A desvalorização do dólar foi impulsionada por expectativas de novos cortes de juros pelo Federal Reserve, incertezas em torno de tarifas, e preocupações com déficits fiscais, fatores que corroem a confiança de investidores.
O enfraquecimento da moeda beneficia exportadores, mas torna importações mais caras e eleva o risco de inflação, além de aumentar a volatilidade nos mercados cambiais, conforme informação divulgada pelo g1.
Por que o dólar caiu e o que disse Trump
Nos pregões, perdas no índice do dólar se aceleraram após as declarações de Trump, atingindo a mínima da sessão em 95,566, o menor nível desde fevereiro de 2022, segundo levantamento citado pelo g1.
Ao ser questionado se achava que a moeda havia caído demais, Trump afirmou que o valor do dólar é “ótimo”, e completou, “Eu gostaria que ele… simplesmente encontrasse seu próprio nível”.

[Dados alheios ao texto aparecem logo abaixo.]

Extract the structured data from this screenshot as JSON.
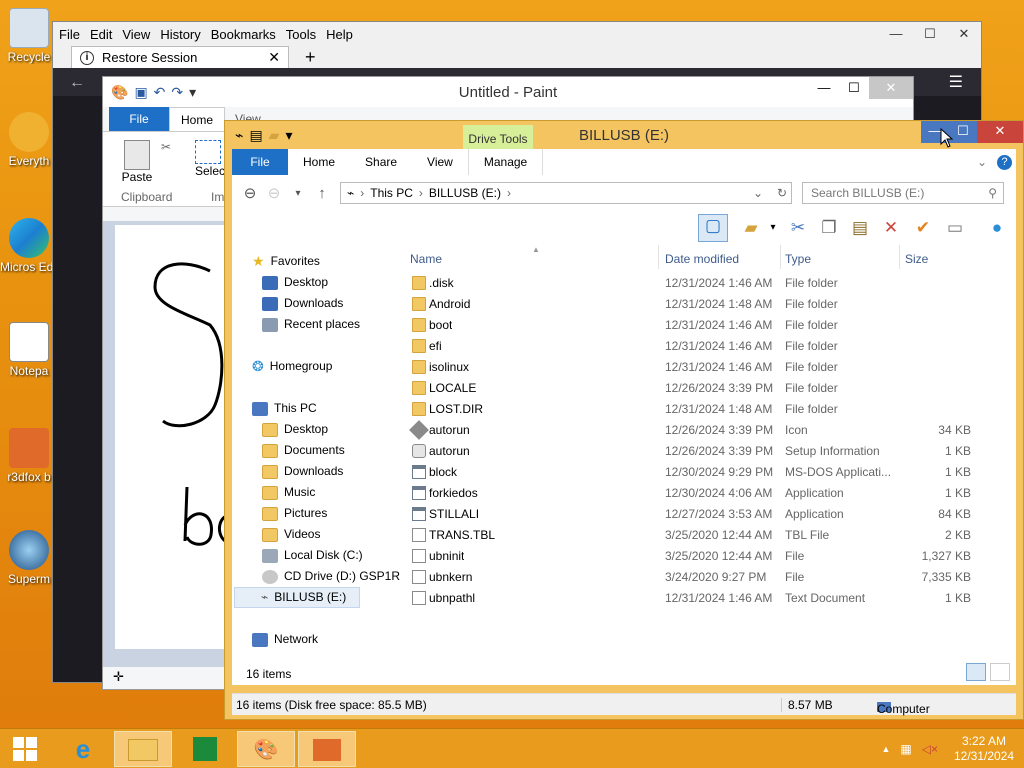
{
  "desktop": {
    "icons": [
      "Recycle",
      "Everyth",
      "Micros Edge",
      "Notepa",
      "r3dfox b",
      "Superm"
    ]
  },
  "firefox": {
    "menus": [
      "File",
      "Edit",
      "View",
      "History",
      "Bookmarks",
      "Tools",
      "Help"
    ],
    "tab_title": "Restore Session",
    "tab_close": "✕",
    "new_tab": "+",
    "min": "—",
    "max": "☐",
    "close": "✕"
  },
  "paint": {
    "title": "Untitled - Paint",
    "tabs": {
      "file": "File",
      "home": "Home",
      "view": "View"
    },
    "paste_label": "Paste",
    "select_label": "Select",
    "clipboard_group": "Clipboard",
    "image_group": "Im",
    "min": "—",
    "max": "☐",
    "close": "✕",
    "help": "?"
  },
  "explorer": {
    "title": "BILLUSB (E:)",
    "drive_tools": "Drive Tools",
    "tabs": {
      "file": "File",
      "home": "Home",
      "share": "Share",
      "view": "View",
      "manage": "Manage"
    },
    "address": {
      "root": "This PC",
      "drive": "BILLUSB (E:)"
    },
    "search_placeholder": "Search BILLUSB (E:)",
    "columns": {
      "name": "Name",
      "date": "Date modified",
      "type": "Type",
      "size": "Size"
    },
    "nav": {
      "favorites": "Favorites",
      "fav_items": [
        "Desktop",
        "Downloads",
        "Recent places"
      ],
      "homegroup": "Homegroup",
      "thispc": "This PC",
      "pc_items": [
        "Desktop",
        "Documents",
        "Downloads",
        "Music",
        "Pictures",
        "Videos",
        "Local Disk (C:)",
        "CD Drive (D:) GSP1R",
        "BILLUSB (E:)"
      ],
      "network": "Network"
    },
    "files": [
      {
        "name": ".disk",
        "date": "12/31/2024 1:46 AM",
        "type": "File folder",
        "size": "",
        "icon": "folder"
      },
      {
        "name": "Android",
        "date": "12/31/2024 1:48 AM",
        "type": "File folder",
        "size": "",
        "icon": "folder"
      },
      {
        "name": "boot",
        "date": "12/31/2024 1:46 AM",
        "type": "File folder",
        "size": "",
        "icon": "folder"
      },
      {
        "name": "efi",
        "date": "12/31/2024 1:46 AM",
        "type": "File folder",
        "size": "",
        "icon": "folder"
      },
      {
        "name": "isolinux",
        "date": "12/31/2024 1:46 AM",
        "type": "File folder",
        "size": "",
        "icon": "folder"
      },
      {
        "name": "LOCALE",
        "date": "12/26/2024 3:39 PM",
        "type": "File folder",
        "size": "",
        "icon": "folder"
      },
      {
        "name": "LOST.DIR",
        "date": "12/31/2024 1:48 AM",
        "type": "File folder",
        "size": "",
        "icon": "folder"
      },
      {
        "name": "autorun",
        "date": "12/26/2024 3:39 PM",
        "type": "Icon",
        "size": "34 KB",
        "icon": "icon"
      },
      {
        "name": "autorun",
        "date": "12/26/2024 3:39 PM",
        "type": "Setup Information",
        "size": "1 KB",
        "icon": "gear"
      },
      {
        "name": "block",
        "date": "12/30/2024 9:29 PM",
        "type": "MS-DOS Applicati...",
        "size": "1 KB",
        "icon": "app"
      },
      {
        "name": "forkiedos",
        "date": "12/30/2024 4:06 AM",
        "type": "Application",
        "size": "1 KB",
        "icon": "app"
      },
      {
        "name": "STILLALI",
        "date": "12/27/2024 3:53 AM",
        "type": "Application",
        "size": "84 KB",
        "icon": "app"
      },
      {
        "name": "TRANS.TBL",
        "date": "3/25/2020 12:44 AM",
        "type": "TBL File",
        "size": "2 KB",
        "icon": "file"
      },
      {
        "name": "ubninit",
        "date": "3/25/2020 12:44 AM",
        "type": "File",
        "size": "1,327 KB",
        "icon": "file"
      },
      {
        "name": "ubnkern",
        "date": "3/24/2020 9:27 PM",
        "type": "File",
        "size": "7,335 KB",
        "icon": "file"
      },
      {
        "name": "ubnpathl",
        "date": "12/31/2024 1:46 AM",
        "type": "Text Document",
        "size": "1 KB",
        "icon": "file"
      }
    ],
    "item_count": "16 items",
    "status_free": "16 items (Disk free space: 85.5 MB)",
    "status_size": "8.57 MB",
    "status_location": "Computer",
    "min": "—",
    "max": "☐",
    "close": "✕"
  },
  "taskbar": {
    "time": "3:22 AM",
    "date": "12/31/2024"
  },
  "colors": {
    "desktop": "#e8920f",
    "explorer_frame": "#f3c45f",
    "accent_blue": "#1e6fc6",
    "close_red": "#c9453b"
  }
}
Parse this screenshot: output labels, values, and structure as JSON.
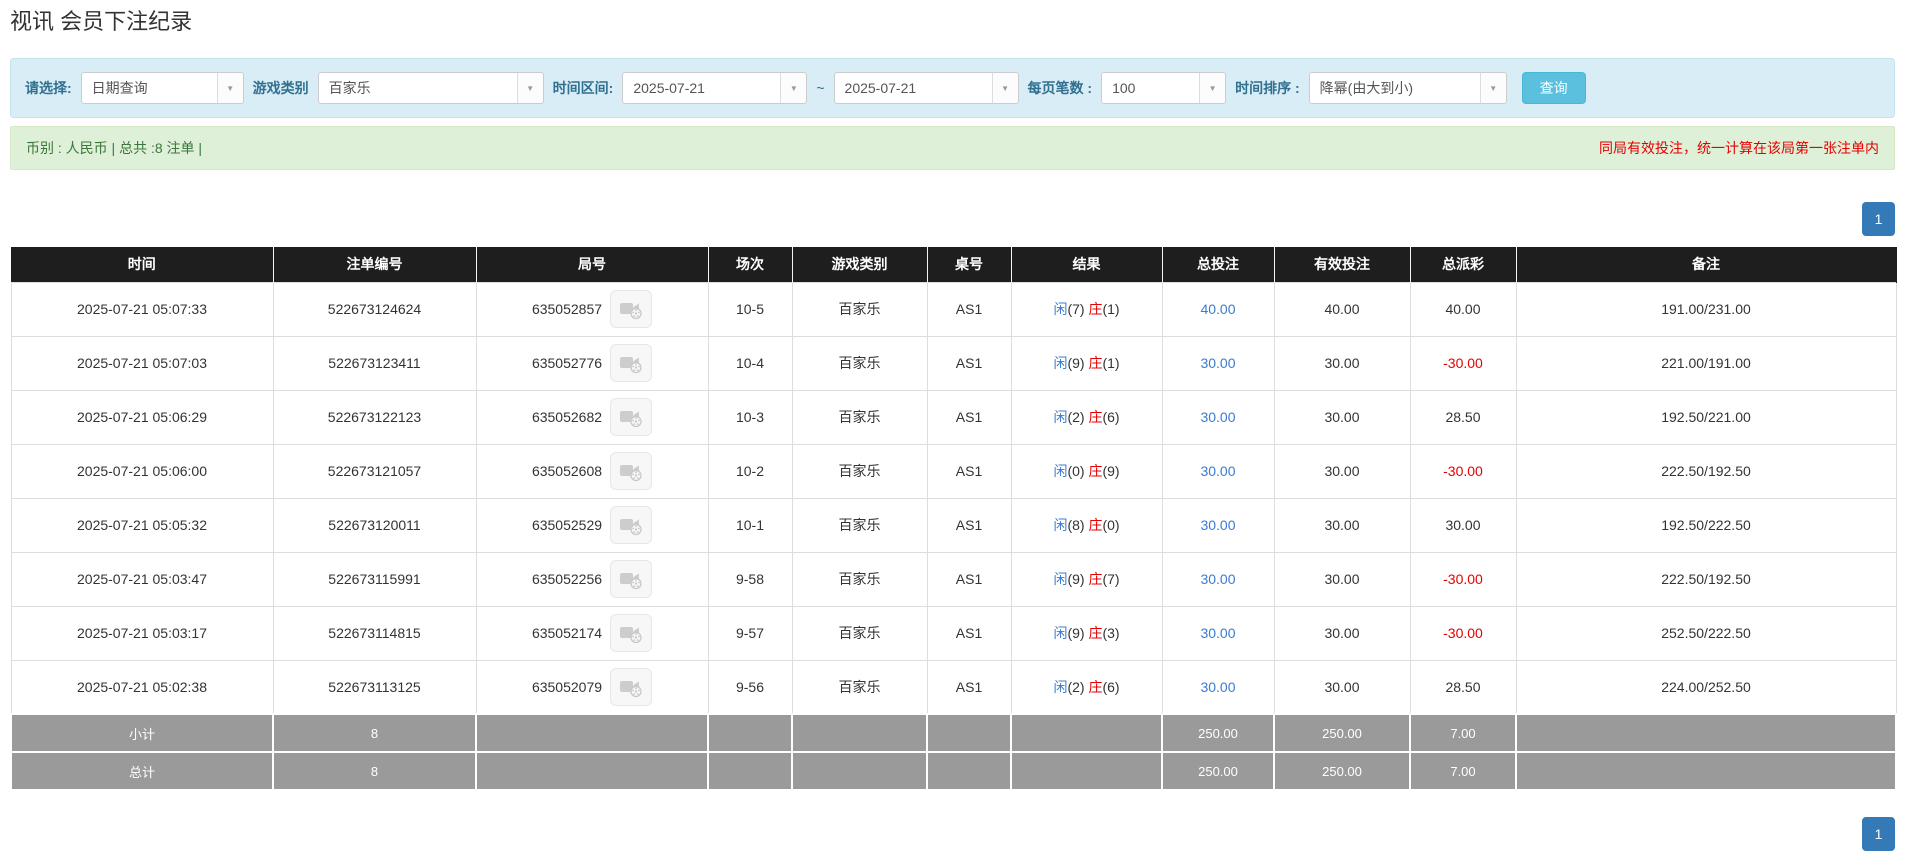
{
  "page": {
    "title": "视讯 会员下注纪录"
  },
  "icons": {
    "combo_arrow": "▼"
  },
  "filters": {
    "select_label": "请选择:",
    "select_value": "日期查询",
    "game_label": "游戏类别",
    "game_value": "百家乐",
    "range_label": "时间区间:",
    "date_from": "2025-07-21",
    "range_separator": "~",
    "date_to": "2025-07-21",
    "page_size_label": "每页笔数 :",
    "page_size_value": "100",
    "sort_label": "时间排序 :",
    "sort_value": "降幂(由大到小)",
    "search_button": "查询"
  },
  "summary_bar": {
    "left_text": "币别 : 人民币 | 总共 :8 注单 |",
    "right_text": "同局有效投注，统一计算在该局第一张注单内"
  },
  "pagination": {
    "current_page": "1"
  },
  "table": {
    "columns": [
      "时间",
      "注单编号",
      "局号",
      "场次",
      "游戏类别",
      "桌号",
      "结果",
      "总投注",
      "有效投注",
      "总派彩",
      "备注"
    ],
    "result_labels": {
      "player": "闲",
      "banker": "庄"
    },
    "rows": [
      {
        "time": "2025-07-21 05:07:33",
        "bet_id": "522673124624",
        "round_id": "635052857",
        "session": "10-5",
        "game": "百家乐",
        "table_no": "AS1",
        "player": "7",
        "banker": "1",
        "total_bet": "40.00",
        "valid_bet": "40.00",
        "payout": "40.00",
        "payout_negative": false,
        "remark": "191.00/231.00"
      },
      {
        "time": "2025-07-21 05:07:03",
        "bet_id": "522673123411",
        "round_id": "635052776",
        "session": "10-4",
        "game": "百家乐",
        "table_no": "AS1",
        "player": "9",
        "banker": "1",
        "total_bet": "30.00",
        "valid_bet": "30.00",
        "payout": "-30.00",
        "payout_negative": true,
        "remark": "221.00/191.00"
      },
      {
        "time": "2025-07-21 05:06:29",
        "bet_id": "522673122123",
        "round_id": "635052682",
        "session": "10-3",
        "game": "百家乐",
        "table_no": "AS1",
        "player": "2",
        "banker": "6",
        "total_bet": "30.00",
        "valid_bet": "30.00",
        "payout": "28.50",
        "payout_negative": false,
        "remark": "192.50/221.00"
      },
      {
        "time": "2025-07-21 05:06:00",
        "bet_id": "522673121057",
        "round_id": "635052608",
        "session": "10-2",
        "game": "百家乐",
        "table_no": "AS1",
        "player": "0",
        "banker": "9",
        "total_bet": "30.00",
        "valid_bet": "30.00",
        "payout": "-30.00",
        "payout_negative": true,
        "remark": "222.50/192.50"
      },
      {
        "time": "2025-07-21 05:05:32",
        "bet_id": "522673120011",
        "round_id": "635052529",
        "session": "10-1",
        "game": "百家乐",
        "table_no": "AS1",
        "player": "8",
        "banker": "0",
        "total_bet": "30.00",
        "valid_bet": "30.00",
        "payout": "30.00",
        "payout_negative": false,
        "remark": "192.50/222.50"
      },
      {
        "time": "2025-07-21 05:03:47",
        "bet_id": "522673115991",
        "round_id": "635052256",
        "session": "9-58",
        "game": "百家乐",
        "table_no": "AS1",
        "player": "9",
        "banker": "7",
        "total_bet": "30.00",
        "valid_bet": "30.00",
        "payout": "-30.00",
        "payout_negative": true,
        "remark": "222.50/192.50"
      },
      {
        "time": "2025-07-21 05:03:17",
        "bet_id": "522673114815",
        "round_id": "635052174",
        "session": "9-57",
        "game": "百家乐",
        "table_no": "AS1",
        "player": "9",
        "banker": "3",
        "total_bet": "30.00",
        "valid_bet": "30.00",
        "payout": "-30.00",
        "payout_negative": true,
        "remark": "252.50/222.50"
      },
      {
        "time": "2025-07-21 05:02:38",
        "bet_id": "522673113125",
        "round_id": "635052079",
        "session": "9-56",
        "game": "百家乐",
        "table_no": "AS1",
        "player": "2",
        "banker": "6",
        "total_bet": "30.00",
        "valid_bet": "30.00",
        "payout": "28.50",
        "payout_negative": false,
        "remark": "224.00/252.50"
      }
    ],
    "subtotal": {
      "label": "小计",
      "count": "8",
      "total_bet": "250.00",
      "valid_bet": "250.00",
      "payout": "7.00"
    },
    "grand_total": {
      "label": "总计",
      "count": "8",
      "total_bet": "250.00",
      "valid_bet": "250.00",
      "payout": "7.00"
    }
  },
  "colors": {
    "filter_bg": "#d9edf7",
    "search_button_blue": "#5bc0de",
    "summary_green_bg": "#dff0d8",
    "summary_green_text": "#3c763d",
    "notice_red": "#e60000",
    "link_blue": "#3a7bd5",
    "pagination_blue": "#337ab7",
    "table_header_black": "#1e1e1e",
    "totals_gray": "#9a9a9a"
  }
}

Em outra resposta, o presidente disse, “Não, eu acho ótimo, o valor do dólar… o dólar está indo muito bem”, em comentários feitos a repórteres em Iowa, durante agenda para mobilizar apoiadores rurais.
Efeito prático da moeda mais fraca
Um dólar mais fraco pode ajudar exportadores americanos, porque torna os produtos dos EUA mais competitivos no exterior e facilita a conversão de lucros em moedas estrangeiras para dólares.
Por outro lado, a desvalorização encarece importações, pressiona preços internos e pode trazer maior risco inflacionário, uma dinâmica que preocupa economistas e o mercado financeiro.
Especialistas ouvidos pelo g1 destacaram que, embora um dólar mais fraco alivie o déficit comercial, ele é “uma faca de dois gumes”, conforme Steve Sosnick, estrategista da Interactive Brokers.
Reações do mercado e análise de especialistas
Analistas apontam que comentários de autoridades influenciam o comportamento de vendas na moeda, e quando líderes exibem indiferença ou apoio à desvalorização, isso tende a encorajar a pressão sobre o dólar.
Steven Englander, do Standard Chartered, observou que “Os participantes do mercado cambial estão sempre à procura de uma tendência para seguir”, e que a reação de autoridades costuma frear movimentos bruscos, mas declarações presidenciais podem incentivar vendedores de dólares.
Eugene Epstein, da Moneycorp, avaliou que “O governo quer um dólar mais fraco”, ressaltando que políticas voltadas a reduzir o déficit comercial podem favorecer uma moeda menos valorizada.
O que vem a seguir no câmbio e na política monetária
Operadores também monitoram sinais de uma possível intervenção cambial coordenada entre Estados Unidos e Japão, após movimentos que fizeram o iene se valorizar até 4% em duas sessões, diante de comentários sobre verificações de taxas pelos dois países.
No curto prazo, a trajetória do valor do dólar deve seguir atrelada às expectativas sobre a política do Fed, à evolução dos déficits fiscais e a eventuais medidas internacionais coordenadas, fatores que definirão se a moeda continuará recuando ou encontra suporte.
As autoridades e o mercado vão observar indicadores econômicos e declarações oficiais nas próximas semanas, para avaliar o impacto da fraqueza do dólar sobre inflação, comércio exterior e estabilidade financeira global.